Mathematics and physics

Large cardinals and knot theory

Saturday 2008 January 26

I just came across the paper by P. Dehornoy: From large cardinals to braids via distributive algebra. J. Knot Theory Ramifications 4 (1995), no. 1, 33-79, which rather amazingly describes an application
of large cardinals in set theory to knot theory. The connection goes via left distributive algebras:
these are sets with a binary operation a[b] satisfying a[b[c]]=a[b][a[c]]. Typical examples are given by
a group G with a[b] given by the conjugation action of the group on itself: a[b] = aba^-1. (By coincidence, Grigor Sargsyan mentioned this a few days ago in his comments on my post about set theory.)

Most of the obvious examples of left distributive algebras satisfy a[a]=a. Some examples not satisfying this come from the elementary embeddings of suitable models of set theory into themselves. There are two natural operations on the elementary embeddings of a suitable model into itself:
composition (corresponding to the group product in the example above) and and action a[b], which can be thought of informally as the image of the elementary embedding b under the action of a (corresponding to the action of a group on itself). The operation a[b] makes the set of elementary embeddings into a left distributive algebra that in general does not satisfy a[a]=a. (The existence of suitable elementary embeddings is essentially a rather powerful large cardinal axiom: the smallest ordinal not fixed by an elementary embedding turns out to be a very large cardinal.)

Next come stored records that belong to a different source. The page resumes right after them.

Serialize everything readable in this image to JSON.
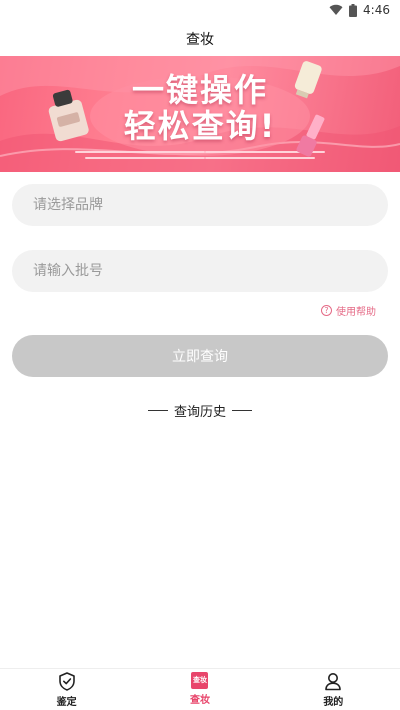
{
  "status_bar": {
    "time": "4:46"
  },
  "header": {
    "title": "查妆"
  },
  "banner": {
    "line1": "一键操作",
    "line2": "轻松查询!"
  },
  "form": {
    "brand_placeholder": "请选择品牌",
    "batch_placeholder": "请输入批号",
    "help_icon_glyph": "?",
    "help_label": "使用帮助",
    "submit_label": "立即查询"
  },
  "history": {
    "title": "查询历史"
  },
  "tabbar": {
    "tabs": [
      {
        "label": "鉴定",
        "icon": "shield-check-icon"
      },
      {
        "label": "查妆",
        "icon": "query-makeup-icon",
        "icon_text": "查妆",
        "active": true
      },
      {
        "label": "我的",
        "icon": "user-icon"
      }
    ]
  },
  "colors": {
    "accent": "#e8456b",
    "banner": "#f9667f",
    "button_disabled": "#c8c8c8",
    "field_bg": "#f2f2f2"
  }
}
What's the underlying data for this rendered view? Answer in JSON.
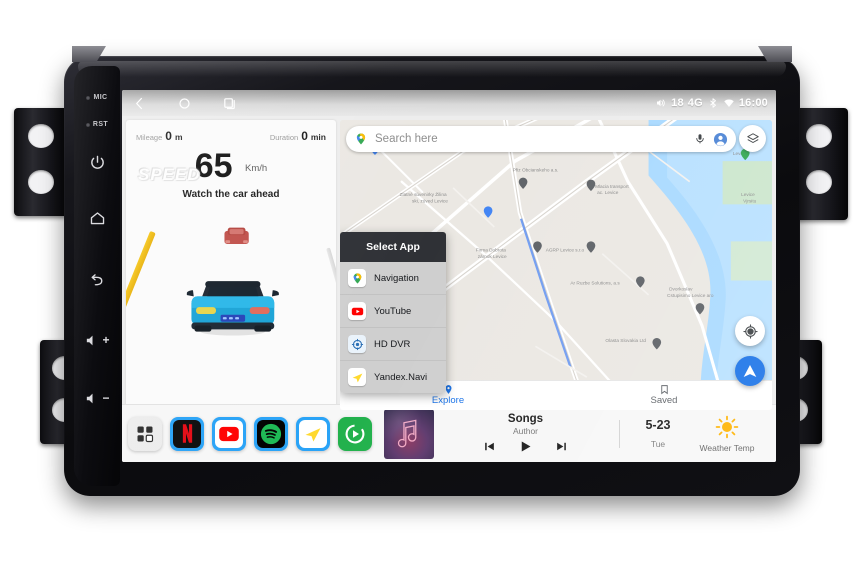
{
  "device": {
    "rail": {
      "mic_label": "MIC",
      "rst_label": "RST",
      "buttons": [
        "power-icon",
        "home-icon",
        "back-icon",
        "volume-up-icon",
        "volume-down-icon"
      ]
    }
  },
  "status_bar": {
    "nav": [
      "back-icon",
      "home-icon",
      "recents-icon"
    ],
    "volume_level": "18",
    "network": "4G",
    "bluetooth": "bluetooth-icon",
    "wifi": "wifi-icon",
    "clock": "16:00"
  },
  "adas": {
    "mileage_label": "Mileage",
    "mileage_value": "0",
    "mileage_unit": "m",
    "duration_label": "Duration",
    "duration_value": "0",
    "duration_unit": "min",
    "watermark": "SPEED",
    "speed_value": "65",
    "speed_unit": "Km/h",
    "warning": "Watch the car ahead"
  },
  "map": {
    "search_placeholder": "Search here",
    "search_icon": "google-maps-pin-icon",
    "mic_icon": "mic-icon",
    "account_icon": "account-avatar-icon",
    "layers_icon": "map-layers-icon",
    "locate_icon": "my-location-icon",
    "directions_icon": "directions-icon",
    "bottom_nav": [
      {
        "label": "Explore",
        "icon": "place-pin-icon",
        "active": true
      },
      {
        "label": "Saved",
        "icon": "bookmark-icon",
        "active": false
      }
    ],
    "accent_color": "#1a73e8"
  },
  "select_app_dialog": {
    "title": "Select App",
    "items": [
      {
        "label": "Navigation",
        "icon": "google-maps-icon"
      },
      {
        "label": "YouTube",
        "icon": "youtube-icon"
      },
      {
        "label": "HD DVR",
        "icon": "dvr-camera-icon"
      },
      {
        "label": "Yandex.Navi",
        "icon": "yandex-navi-icon"
      }
    ]
  },
  "dock": {
    "apps": [
      {
        "name": "all-apps-grid-icon",
        "label": ""
      },
      {
        "name": "netflix-icon",
        "label": "N"
      },
      {
        "name": "youtube-icon",
        "label": ""
      },
      {
        "name": "spotify-icon",
        "label": ""
      },
      {
        "name": "yandex-navi-icon",
        "label": ""
      },
      {
        "name": "autokit-play-icon",
        "label": ""
      }
    ]
  },
  "music": {
    "album_art_icon": "music-note-icon",
    "title": "Songs",
    "author": "Author",
    "prev_icon": "previous-track-icon",
    "play_icon": "play-icon",
    "next_icon": "next-track-icon"
  },
  "date": {
    "day": "5-23",
    "weekday": "Tue"
  },
  "weather": {
    "icon": "sun-icon",
    "label": "Weather Temp"
  }
}
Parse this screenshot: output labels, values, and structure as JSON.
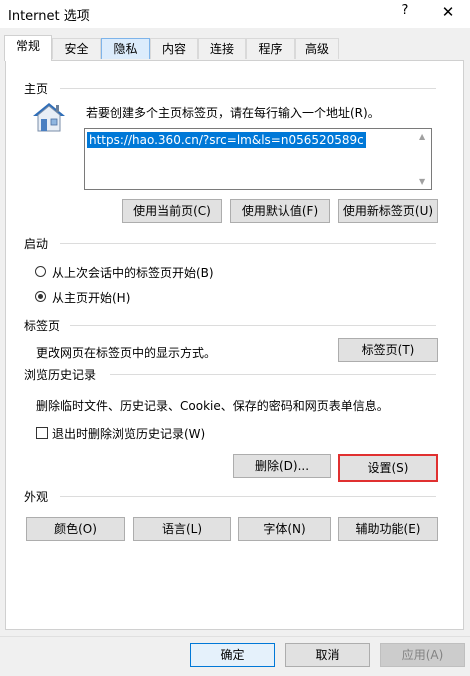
{
  "window": {
    "title": "Internet 选项",
    "help": "?",
    "close": "✕"
  },
  "tabs": [
    "常规",
    "安全",
    "隐私",
    "内容",
    "连接",
    "程序",
    "高级"
  ],
  "home": {
    "legend": "主页",
    "instruction": "若要创建多个主页标签页，请在每行输入一个地址(R)。",
    "url": "https://hao.360.cn/?src=lm&ls=n056520589c",
    "buttons": [
      "使用当前页(C)",
      "使用默认值(F)",
      "使用新标签页(U)"
    ]
  },
  "startup": {
    "legend": "启动",
    "options": [
      "从上次会话中的标签页开始(B)",
      "从主页开始(H)"
    ],
    "selected": 1
  },
  "tabsSection": {
    "legend": "标签页",
    "description": "更改网页在标签页中的显示方式。",
    "button": "标签页(T)"
  },
  "history": {
    "legend": "浏览历史记录",
    "description": "删除临时文件、历史记录、Cookie、保存的密码和网页表单信息。",
    "checkbox": "退出时删除浏览历史记录(W)",
    "checked": false,
    "delete": "删除(D)...",
    "settings": "设置(S)"
  },
  "appearance": {
    "legend": "外观",
    "buttons": [
      "颜色(O)",
      "语言(L)",
      "字体(N)",
      "辅助功能(E)"
    ]
  },
  "footer": {
    "ok": "确定",
    "cancel": "取消",
    "apply": "应用(A)"
  },
  "colors": {
    "selection": "#0078d7",
    "focus_ring": "#e03030",
    "tab_hover": "#dcecfc"
  }
}
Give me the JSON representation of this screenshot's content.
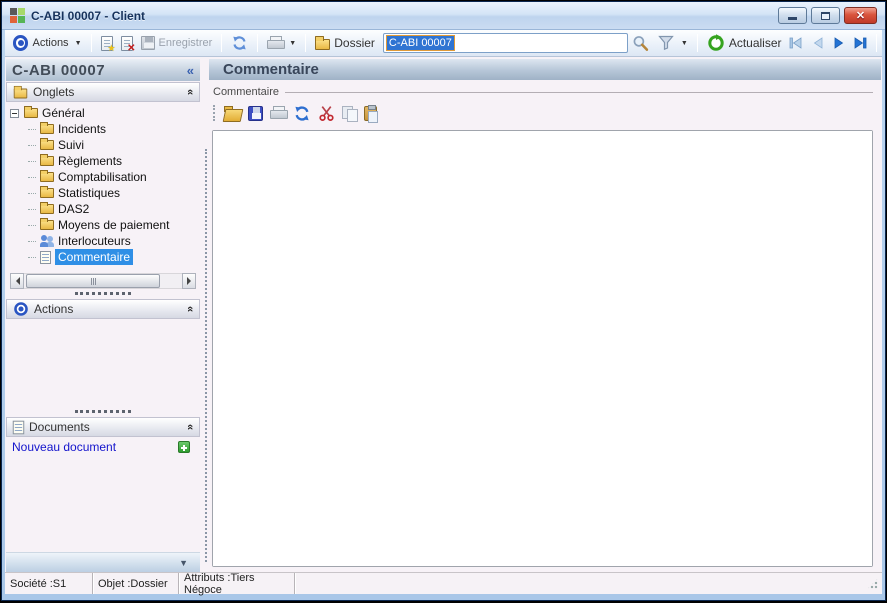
{
  "window": {
    "title": "C-ABI 00007 -  Client"
  },
  "toolbar": {
    "actions_label": "Actions",
    "enregistrer_label": "Enregistrer",
    "dossier_label": "Dossier",
    "search_value": "C-ABI 00007",
    "actualiser_label": "Actualiser"
  },
  "sidebar": {
    "title": "C-ABI 00007",
    "onglets_label": "Onglets",
    "actions_label": "Actions",
    "documents_label": "Documents",
    "new_document_label": "Nouveau document",
    "tree": {
      "root": "Général",
      "items": [
        "Incidents",
        "Suivi",
        "Règlements",
        "Comptabilisation",
        "Statistiques",
        "DAS2",
        "Moyens de paiement",
        "Interlocuteurs",
        "Commentaire"
      ]
    }
  },
  "main": {
    "header": "Commentaire",
    "group_label": "Commentaire",
    "editor_value": ""
  },
  "statusbar": {
    "societe": "Société :S1",
    "objet": "Objet :Dossier",
    "attributs": "Attributs :Tiers Négoce"
  },
  "icons": {
    "caret_down": "▼",
    "collapse_left": "«",
    "collapse_up": "«",
    "chevron_down": "▼",
    "close_x": "✕"
  },
  "colors": {
    "selection_blue": "#2f8fe6",
    "titlebar_blue": "#bed4ee",
    "close_red": "#c03a28",
    "link_blue": "#1414cc"
  }
}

Dehorney’s paper explains how these new left distributive algebras first constructed using large cardinals were used to prove new results about braid groups in knot theory. A typical application is a definition of a linear order on braid groups, extending several previously known partial orders.

My impression is that most (and maybe all) the results about braid groups and left distributive algebras first proved using large cardinals have also later been proved by more elementary methods. This is rather like the applications of von Neumann algebras to knot theory by Vaughan Jones: they provided the initial motivation, but once the new results were known they were also proved by more elementary means.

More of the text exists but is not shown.